Pseudocapacitive Na+ Insertion in Ti-O-C Channels of TiO2-C Nanofibers with High Rate and Ultrastable Performance

Wei Song; Hanqing Zhao; Jianqi Ye; Mengmeng Kang; Siyu Miao; Zhong Li

doi:10.1021/acsami.9b02123

Pseudocapacitive Na⁺ Insertion in Ti-O-C Channels of TiO₂-C Nanofibers with High Rate and Ultrastable Performance

ACS Appl Mater Interfaces. 2019 May 15;11(19):17416-17424. doi: 10.1021/acsami.9b02123. Epub 2019 Apr 30.

Authors

Wei Song¹, Hanqing Zhao¹, Jianqi Ye¹, Mengmeng Kang¹, Siyu Miao¹, Zhong Li¹

Affiliation

¹ Key Laboratory of Coal Science and Technology of Ministry of Education and Shanxi Province, Institute of Coal Chemical Engineering , Taiyuan University of Technology , Taiyuan 030024 , Shanxi , China.

PMID: 31002226
DOI: 10.1021/acsami.9b02123

Abstract

Ti-O-C channels for ultrafast sodium storage were constructed in N/S-co-doped TiO₂-C nanofibers, which deliver a high rate performance of 181.9 mAh g^-1 at 5 A g^-1 after 3000 cycles.

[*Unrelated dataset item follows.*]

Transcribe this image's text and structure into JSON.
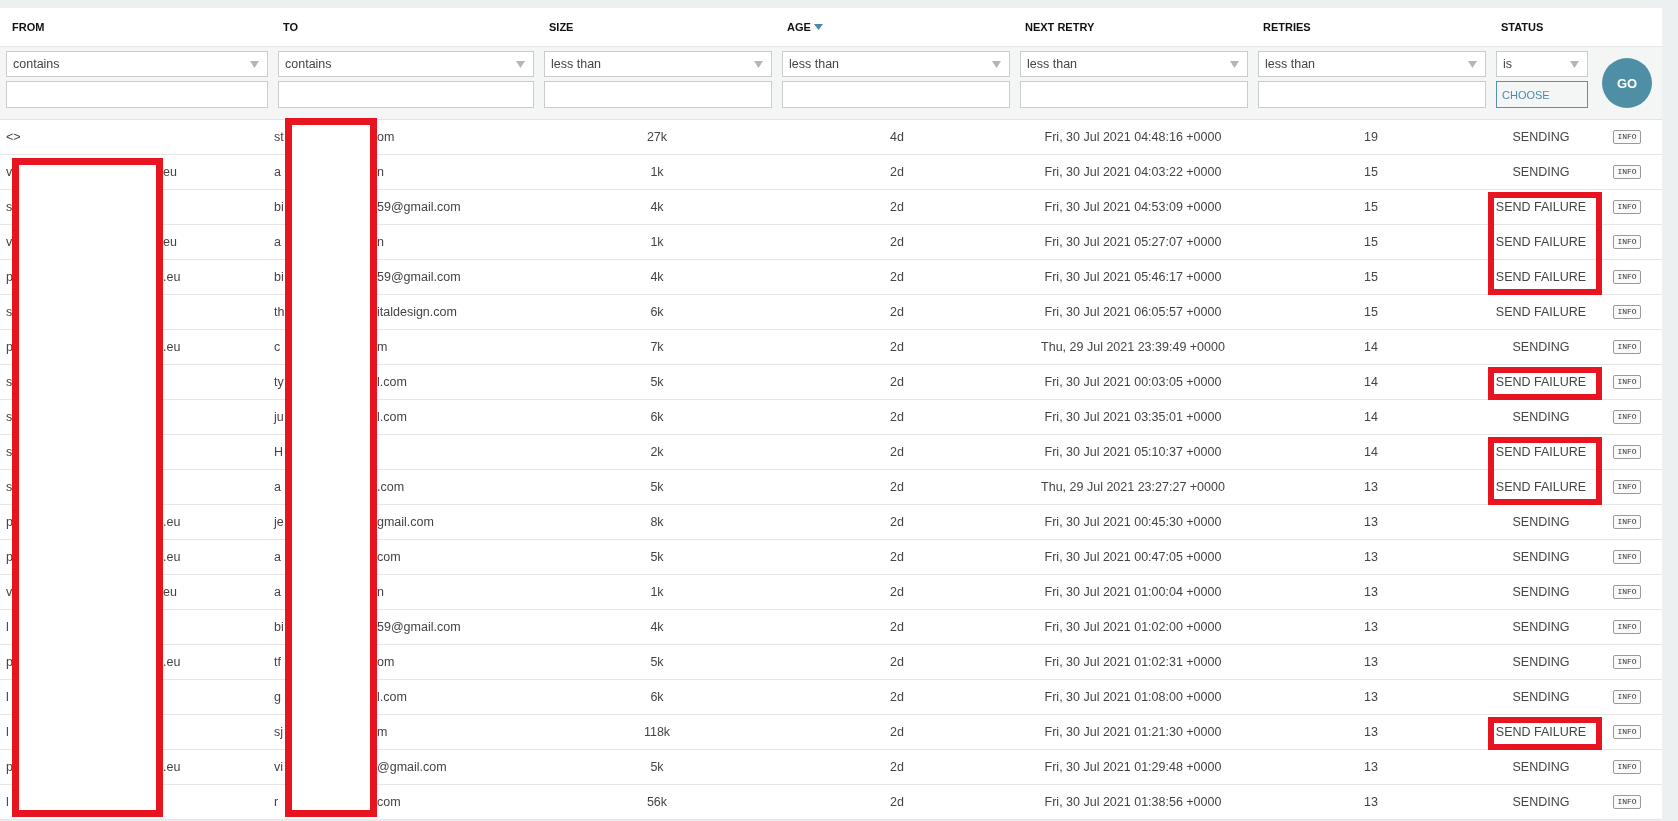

The existence of Ti-O-C bonds at the interface of TiO₂-C phases was revealed by synchrotron radiation X-ray absorption spectra. Based on this, first-principles calculations further verified the low energy barrier for Na⁺ insertion/extraction in the Ti-O-C channels formed by the intimately integrated graphite layer with TiO₂ near the surface. In addition, surface defects induced by heteroatoms accelerate the Na⁺ mass transfer through the pathway from the carbon surface to the Ti-O-C channel.

Keywords: first-principles calculations; high rate performance; pseudocapacitive; sodium-ion battery; surface defects.